Mr. Biden is hardly alone among members of Congress whose campaigns hold close ties to family. FEC records also show that Republican presidential candidate Sen. John McCain's political action committee, Straight Talk America, paid more than $15,000 in 2006 to his wife, Cindy.

McCain campaign spokesman Brian Rogers said the payment reimbursed Mrs. McCain for catering expenses she had covered in connection with an election night party.

The majority of Biden campaign money tied to family - $1.8 million - was for media consulting bills to Joe Slade White & Co., where Mrs. Owens is a top executive. The firm did not return telephone and e-mail messages.

Such payments usually include a large portion of "pass through" money, where the consulting company gets campaign cash then uses it to produce and buy political ads. Still, the consulting company usually keeps a portion of the money, Mr. Holman said.

"It's a lot of money either way," he said.

Other Biden campaign expenditures over the years included more than $50,000 in salary payments to Mr. Biden's sister. And the Washington lobbying and law firm of Oldaker, Biden & Belair, which Hunter Biden co-founded, has received more than $150,000 combined from Mr. Biden's presidential campaign fund and his political action committee, Unite Our States.

Dubbed "the rainmaker" by the nonpartisan Center for Public Integrity, William Oldaker is a registered lobbyist and a former FEC general counsel who has worked on numerous other political campaigns.

Obama aides say Hunter Biden never profited from any fees that the campaign paid to the firm.

"Bill Oldaker was Senator Biden´s counsel for his Senate races, not Hunter Biden. Hunter Biden didn´t make a dime from the firm's representation of Senator Biden because the firm´s partners share expenses but don´t share revenue unless they work on the representation," Mr. Wade said.

"In the case of Bill Oldaker´s election law practice, none of the revenue is shared with Hunter Biden. Bill represented Senator Biden´s Senate campaigns since before Hunter was old enough to vote."

The District-based Citizens for Responsibility and Ethics in Washington earlier this year issued a report that found 16 senators, including Mr. Biden and Mr. McCain, had paid one or more family members fees or salaries. The group's report, made public in February, analyzed campaign filings covering the 2002, 2004 and 2006 election cycles. It named 87 senators from all 50 states: 42 Democrats, 43 Republicans and two independents.

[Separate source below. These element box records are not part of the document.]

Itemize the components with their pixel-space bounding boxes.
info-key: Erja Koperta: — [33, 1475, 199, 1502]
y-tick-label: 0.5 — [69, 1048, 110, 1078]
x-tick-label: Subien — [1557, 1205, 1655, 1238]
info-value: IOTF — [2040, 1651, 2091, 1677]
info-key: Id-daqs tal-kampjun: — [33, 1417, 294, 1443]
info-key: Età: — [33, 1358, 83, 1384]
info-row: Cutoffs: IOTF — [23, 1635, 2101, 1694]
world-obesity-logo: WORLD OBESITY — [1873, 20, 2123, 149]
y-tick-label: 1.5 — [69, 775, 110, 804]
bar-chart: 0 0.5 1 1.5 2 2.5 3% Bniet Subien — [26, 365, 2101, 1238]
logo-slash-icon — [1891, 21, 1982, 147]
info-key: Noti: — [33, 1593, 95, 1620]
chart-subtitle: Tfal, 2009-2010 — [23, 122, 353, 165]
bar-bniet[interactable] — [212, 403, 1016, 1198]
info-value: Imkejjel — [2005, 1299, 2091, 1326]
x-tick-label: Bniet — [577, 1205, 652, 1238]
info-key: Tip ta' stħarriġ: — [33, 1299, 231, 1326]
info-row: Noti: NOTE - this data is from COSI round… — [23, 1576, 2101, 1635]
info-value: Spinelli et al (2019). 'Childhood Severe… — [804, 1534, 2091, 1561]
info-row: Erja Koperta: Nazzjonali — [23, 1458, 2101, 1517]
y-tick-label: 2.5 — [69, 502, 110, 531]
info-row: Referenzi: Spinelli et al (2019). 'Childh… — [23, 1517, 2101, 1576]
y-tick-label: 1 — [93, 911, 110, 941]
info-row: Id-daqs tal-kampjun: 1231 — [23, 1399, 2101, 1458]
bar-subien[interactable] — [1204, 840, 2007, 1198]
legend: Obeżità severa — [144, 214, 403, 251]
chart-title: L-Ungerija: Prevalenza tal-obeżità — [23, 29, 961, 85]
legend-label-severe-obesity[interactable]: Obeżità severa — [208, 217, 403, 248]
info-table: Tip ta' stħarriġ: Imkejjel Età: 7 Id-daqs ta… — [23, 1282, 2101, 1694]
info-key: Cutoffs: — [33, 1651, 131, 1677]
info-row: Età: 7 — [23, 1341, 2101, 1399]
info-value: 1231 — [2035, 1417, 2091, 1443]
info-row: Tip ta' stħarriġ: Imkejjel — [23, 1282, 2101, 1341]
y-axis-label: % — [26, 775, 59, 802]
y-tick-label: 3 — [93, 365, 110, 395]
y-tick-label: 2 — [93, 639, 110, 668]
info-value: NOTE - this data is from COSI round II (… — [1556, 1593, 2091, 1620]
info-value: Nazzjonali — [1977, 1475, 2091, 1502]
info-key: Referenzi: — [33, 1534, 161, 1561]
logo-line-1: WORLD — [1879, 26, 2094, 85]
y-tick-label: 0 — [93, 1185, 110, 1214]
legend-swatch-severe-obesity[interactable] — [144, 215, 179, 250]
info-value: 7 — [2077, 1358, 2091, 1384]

The CREW report listed Mr. Biden among the top five senators by salaries and fees paid to family members, saying he paid his sister and niece more than $50,000. It also listed Mr. Biden among the top five senators by payments to a family business or employer, with more than $40,000 paid to his son's firm.

The watchdog group also found that other Biden campaign cash paid reimbursement expenses for his sister, his wife, two of his sons, his brother and the senator.

The CREW report did not include payments from Mr. Biden's presidential campaign. But a review by The Washington Times of FEC campaign records as well and data compiled CQ MoneyLine and the Center for Responsive Politics - groups that track the flow of money in politics - found more than $1.8 million to Joe Slade White & Co. and more than $100,000 to Oldaker, Biden & Belair.

CREW also noted that at least 33 federal lobbyists, including, at the time, Hunter Biden, were registered with the federal government. Hunter Biden recently dropped his lobbying clients amid scrutiny about whether his work undermined Sen. Barack Obama's anti-lobbyist rhetoric on the campaign trail. Mr. Obama refuses money from federal lobbyists, saying they're a corrosive force in Washington.

Elected officials can hire family members for their campaigns at fair market value rates, but they are not allowed to convert campaign donations to "personal use" or hire family for their official congressional offices. Some observers say having family members on the campaign payroll blurs the lines of what's permissible.

"Technically, it's legal, but frankly, it doesn't pass the smell test," said Bruce Buchanan, a professor of government and presidential politics at the University of Texas at Austin. "That's why all the public interest groups flag it and report it. It feeds the public perception that politicians are ethically challenged."